According to him, Ghana’s economy had bright medium term prospects, supported by an expanded services sector, and the discovery of more oil fields (TEN and Sankofa), and the coming on stream of the gas processing plant, were clear indications that the progress would happen sooner even though similar projections in the past had not really materialised.
He said with the various measures adopted by government, “growth is expected to pick up over the medium term to 9.2 per cent in 2017, inflation will be reduced to 8.2 per cent by 2017 and fiscal and current account deficits will be reduced to 3.7 per cent and 4.9 per cent, respectively in 2017. This will result in a build-up of reserves to cover months of goods and service.
Mr. Terkper, who was presenting a report on the current state of the economy at a forum in Accra, said government recognised the importance of addressing the short-term challenges facing the economy in order to safeguard the bright prospects of the economy and was determined to do so.
However, the achievement of the expected growth, requires an uncompromising sense of discipline, without which the opportunities and gains to be made in the rise of the economy may be dispelled, he said.
He shared some lessons learnt after the country’s impressive economic growth over the past decade until it began to face major setbacks, mainly on account of energy challenges and a combination of unfavourable global factors and domestic challenges.
He said the economy had come under severe stress since 2012, leading to the record of double digits fiscal and external current account deficits, but blamed the fiscal slippage in 2012 on higher wages and wage arrears payments under the implementation of the Single Spine Salary Structure, and also the shortfall in corporate income taxes from the petroleum sector as a result of the export of lower barrels of crude oil that was projected.
The Finance Minister cited the high interest cost burden arising from the steep rise in short-term domestic interest rates, the shortfall in donor grants, higher subsides on utility and petroleum, as well as higher spending on goods and services as contributory factors.
The factors, he said led to the huge budget deficits which shattered important macroeconomic gains, while the economic rescue ropes snapped after falls in the prices of gold, cocoa and crude oil for over a year.

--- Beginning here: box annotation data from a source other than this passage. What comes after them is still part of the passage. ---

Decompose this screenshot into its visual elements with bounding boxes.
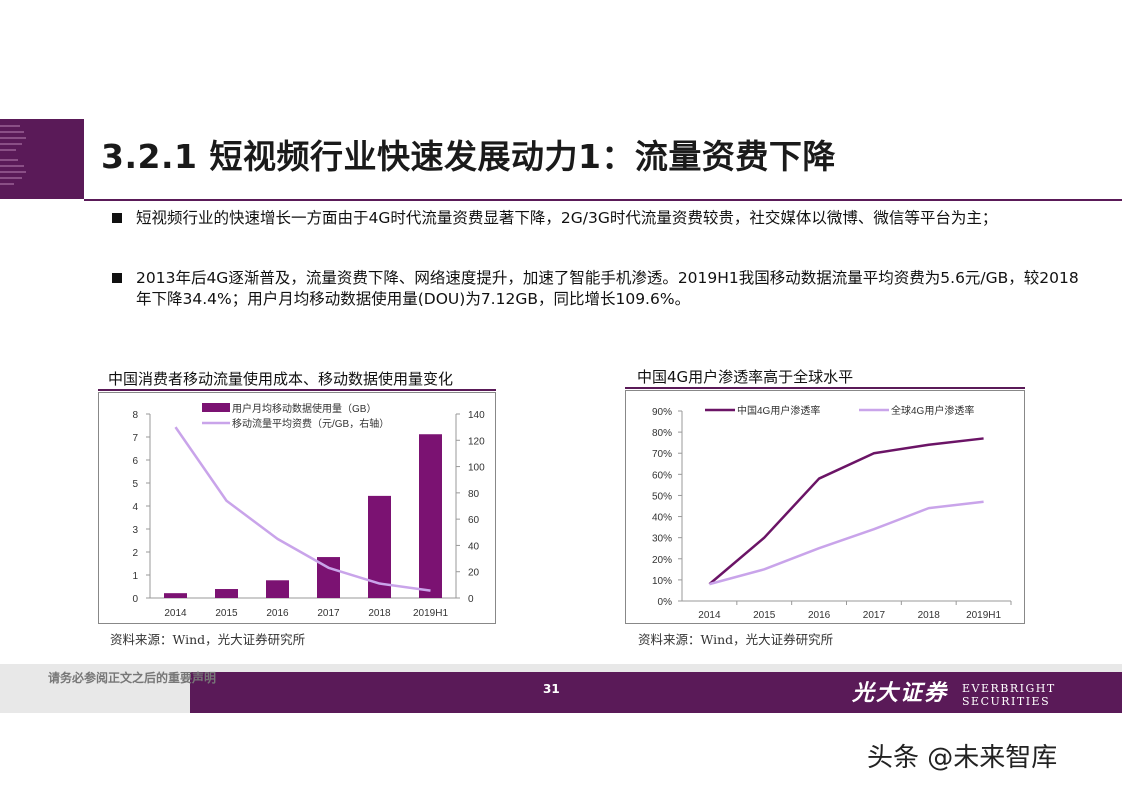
footer-brand-band <box>190 672 1122 713</box>
chart-title-rule <box>625 387 1025 389</box>
page-number: 31 <box>543 682 560 696</box>
brand-logo-cn: 光大证券 <box>852 680 949 706</box>
y-tick-label: 0 <box>132 594 138 605</box>
bullet-square-icon <box>112 273 122 283</box>
x-tick-label: 2016 <box>808 610 831 621</box>
y-tick-label: 0 <box>468 594 474 605</box>
legend-label: 中国4G用户渗透率 <box>737 404 820 417</box>
brand-logo-en: EVERBRIGHT SECURITIES <box>962 682 1056 708</box>
title-divider <box>84 199 1122 201</box>
header-decoration <box>0 119 84 199</box>
x-tick-label: 2018 <box>368 608 391 619</box>
y-tick-label: 50% <box>652 491 672 502</box>
watermark: 头条 @未来智库 <box>867 743 1058 773</box>
y-tick-label: 60% <box>652 470 672 481</box>
x-tick-label: 2019H1 <box>413 608 448 619</box>
bar <box>317 557 340 598</box>
page-title: 3.2.1 短视频行业快速发展动力1：流量资费下降 <box>101 137 836 176</box>
y-tick-label: 3 <box>132 525 138 536</box>
y-tick-label: 20 <box>468 568 480 579</box>
y-tick-label: 30% <box>652 534 672 545</box>
y-tick-label: 90% <box>652 407 672 418</box>
y-tick-label: 10% <box>652 576 672 587</box>
x-tick-label: 2015 <box>215 608 238 619</box>
y-tick-label: 2 <box>132 548 138 559</box>
legend-label: 全球4G用户渗透率 <box>891 404 974 417</box>
y-tick-label: 60 <box>468 515 480 526</box>
y-tick-label: 80 <box>468 489 480 500</box>
y-tick-label: 100 <box>468 463 485 474</box>
penetration-chart: 0% 10% 20% 30% 40% 50% 60% 70% 80% 90% 2014 2015 201… <box>625 390 1025 624</box>
chart-title-rule <box>98 389 496 391</box>
series-line <box>708 437 984 586</box>
x-tick-label: 2019H1 <box>966 610 1001 621</box>
series-line <box>174 426 431 592</box>
bullet-square-icon <box>112 213 122 223</box>
x-tick-label: 2014 <box>698 610 721 621</box>
legend-label: 用户月均移动数据使用量（GB） <box>232 402 376 415</box>
stripe-logo-icon <box>0 125 26 185</box>
disclaimer-note: 请务必参阅正文之后的重要声明 <box>48 671 217 685</box>
y-tick-label: 1 <box>132 571 138 582</box>
bullet-item: 短视频行业的快速增长一方面由于4G时代流量资费显著下降，2G/3G时代流量资费较… <box>112 208 1087 229</box>
y-tick-label: 40% <box>652 513 672 524</box>
y-tick-label: 0% <box>658 597 673 608</box>
chart-source: 资料来源：Wind，光大证券研究所 <box>638 632 834 647</box>
bar <box>419 434 442 598</box>
bullet-text: 短视频行业的快速增长一方面由于4G时代流量资费显著下降，2G/3G时代流量资费较… <box>136 209 998 227</box>
bar <box>164 593 187 598</box>
y-tick-label: 5 <box>132 479 138 490</box>
bar <box>266 580 289 598</box>
x-tick-label: 2017 <box>317 608 340 619</box>
y-tick-label: 6 <box>132 456 138 467</box>
chart-title: 中国4G用户渗透率高于全球水平 <box>637 368 854 386</box>
chart-frame <box>625 390 1025 624</box>
y-tick-label: 8 <box>132 410 138 421</box>
bullet-text: 2013年后4G逐渐普及，流量资费下降、网络速度提升，加速了智能手机渗透。201… <box>136 269 1079 308</box>
chart-frame <box>98 392 496 624</box>
legend-swatch-bar <box>202 403 230 412</box>
y-tick-label: 7 <box>132 433 138 444</box>
y-tick-label: 120 <box>468 436 485 447</box>
y-tick-label: 70% <box>652 449 672 460</box>
series-line <box>709 500 984 586</box>
chart-title: 中国消费者移动流量使用成本、移动数据使用量变化 <box>108 370 454 388</box>
y-tick-label: 4 <box>132 502 138 513</box>
x-tick-label: 2015 <box>753 610 776 621</box>
y-tick-label: 140 <box>468 410 485 421</box>
x-tick-label: 2014 <box>164 608 187 619</box>
x-tick-label: 2016 <box>266 608 289 619</box>
y-tick-label: 80% <box>652 428 672 439</box>
bar <box>368 495 391 598</box>
y-tick-label: 20% <box>652 555 672 566</box>
x-tick-label: 2017 <box>863 610 886 621</box>
footer: 请务必参阅正文之后的重要声明 31 光大证券 EVERBRIGHT SECURI… <box>0 664 1122 713</box>
y-tick-label: 40 <box>468 541 480 552</box>
bullet-item: 2013年后4G逐渐普及，流量资费下降、网络速度提升，加速了智能手机渗透。201… <box>112 268 1087 310</box>
x-tick-label: 2018 <box>918 610 941 621</box>
chart-source: 资料来源：Wind，光大证券研究所 <box>110 632 306 647</box>
bar <box>215 589 238 598</box>
legend-label: 移动流量平均资费（元/GB，右轴） <box>232 417 389 430</box>
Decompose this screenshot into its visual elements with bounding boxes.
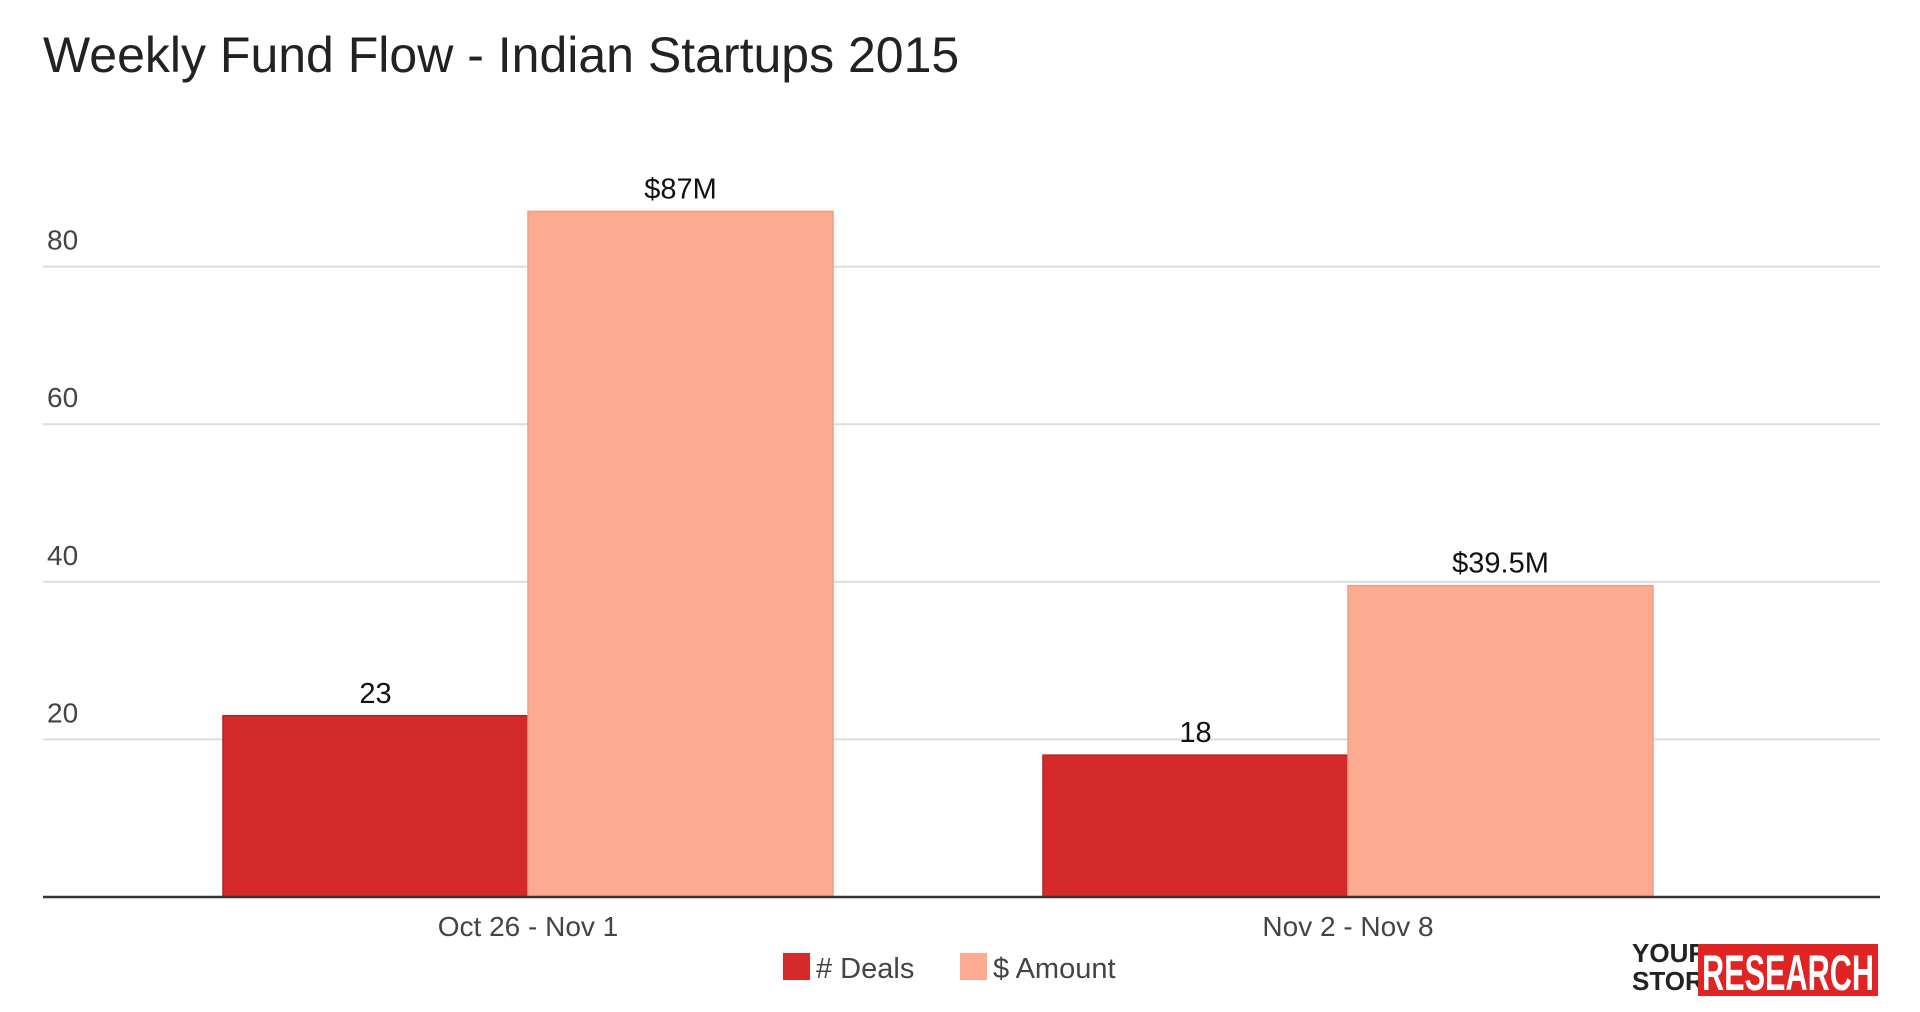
bar-deals-2	[1042, 754, 1349, 898]
chart-title: Weekly Fund Flow - Indian Startups 2015	[43, 27, 959, 83]
data-label-amount-1: $87M	[644, 173, 717, 205]
category-label-2: Nov 2 - Nov 8	[1262, 911, 1433, 942]
data-label-amount-2: $39.5M	[1452, 548, 1549, 580]
logo-text-research: RESEARCH	[1702, 945, 1874, 1001]
legend-label-deals: # Deals	[816, 953, 914, 985]
legend-swatch-amount	[960, 953, 987, 980]
data-label-deals-1: 23	[359, 678, 391, 710]
logo-text-your: YOUR	[1632, 938, 1707, 968]
bar-amount-1	[527, 210, 834, 898]
y-tick-label-60: 60	[47, 382, 78, 413]
category-label-1: Oct 26 - Nov 1	[438, 911, 619, 942]
bar-amount-2	[1347, 584, 1654, 898]
category-labels: Oct 26 - Nov 1 Nov 2 - Nov 8	[438, 911, 1434, 942]
bars	[222, 210, 1654, 898]
y-tick-label-40: 40	[47, 540, 78, 571]
bar-deals-1	[222, 715, 529, 898]
logo-research-box	[1698, 944, 1878, 996]
y-tick-label-80: 80	[47, 225, 78, 256]
legend: # Deals $ Amount	[783, 953, 1116, 985]
y-tick-label-20: 20	[47, 697, 78, 728]
legend-swatch-deals	[783, 953, 810, 980]
data-labels: 23 $87M 18 $39.5M	[359, 173, 1549, 749]
yourstory-research-logo: YOUR STORY RESEARCH	[1632, 938, 1878, 1001]
y-axis-ticks: 20 40 60 80	[47, 225, 78, 729]
legend-label-amount: $ Amount	[993, 953, 1116, 985]
data-label-deals-2: 18	[1179, 717, 1211, 749]
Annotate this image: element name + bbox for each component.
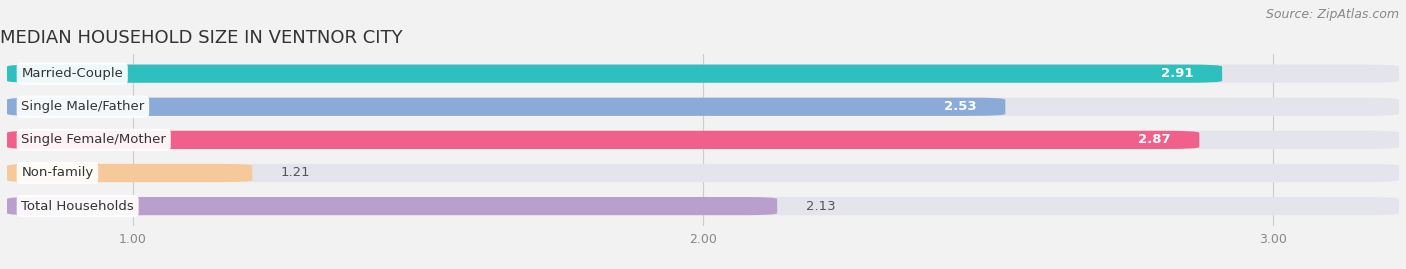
Text: Single Male/Father: Single Male/Father: [21, 100, 145, 113]
Text: 2.13: 2.13: [806, 200, 835, 213]
FancyBboxPatch shape: [7, 131, 1399, 149]
FancyBboxPatch shape: [7, 65, 1399, 83]
Text: Single Female/Mother: Single Female/Mother: [21, 133, 166, 146]
Text: Source: ZipAtlas.com: Source: ZipAtlas.com: [1265, 8, 1399, 21]
Text: 2.91: 2.91: [1161, 67, 1194, 80]
Text: MEDIAN HOUSEHOLD SIZE IN VENTNOR CITY: MEDIAN HOUSEHOLD SIZE IN VENTNOR CITY: [0, 29, 402, 47]
FancyBboxPatch shape: [7, 98, 1005, 116]
FancyBboxPatch shape: [7, 197, 778, 215]
FancyBboxPatch shape: [7, 131, 1199, 149]
FancyBboxPatch shape: [7, 164, 1399, 182]
FancyBboxPatch shape: [7, 65, 1222, 83]
FancyBboxPatch shape: [7, 197, 1399, 215]
Text: 2.87: 2.87: [1139, 133, 1171, 146]
Text: Married-Couple: Married-Couple: [21, 67, 124, 80]
Text: Non-family: Non-family: [21, 167, 94, 179]
Text: 1.21: 1.21: [281, 167, 311, 179]
Text: 2.53: 2.53: [945, 100, 977, 113]
FancyBboxPatch shape: [7, 164, 252, 182]
FancyBboxPatch shape: [7, 98, 1399, 116]
Text: Total Households: Total Households: [21, 200, 134, 213]
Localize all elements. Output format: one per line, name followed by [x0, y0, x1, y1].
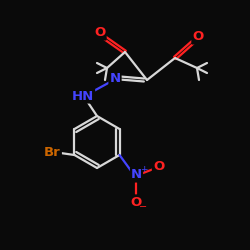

He said the picture got grimmer when the nation got darker because the careless activity of a pirate ship clipped the gas pipeline in Togo’s waters, and the country had to suffer a two-year disruption of gas supply and until a government suffering from limited cash-flows had to import light crude oil for power generation.
Mr Terkper said government had since implemented a number of measures in the 2013 and 2014 budgets, with the adoption of some home-grown policies to ensure macroeconomic stability to address the causes of the fiscal overruns in 2012, and these measures were basically what the International Monetary Fund (IMF) agreed with government on and accepted to grant a $1 billion rescue package to Ghana.
He said significant progress has also been made in addressing issues regarding the wage bill as a ratio of the Gross domestic Product, ensuring a reduction from 8.9 per cent in 2012 to 8.3 per cent in 2014, and it was expected to further decline to 7.7 per cent in 2015.
“Similarly, the wage bill including wage arrears cleared as a ratio to tax revenue has declined from 68.2 per cent in 2012 to 65.1 per cent in 2014 and expected to decrease further to 46.1 per cent in 2015”.
The Finance Minister said subsides on petroleum prices and utility tariffs had virtually been removed, with corporate income tax from oil companies significantly turned positive, and shortfalls in corporate income receipts in the petroleum sector reversed.
He said given government’s commitment to fiscal consolidation, the 2015 Budget outlines additional measures and reforms which form a significant part of the measures under the programme with the IMF, and these in addition to earlier measures being implemented were expected to result in a significant reduction in the fiscal deficit to ensure debt sustainability and macroeconomic stability.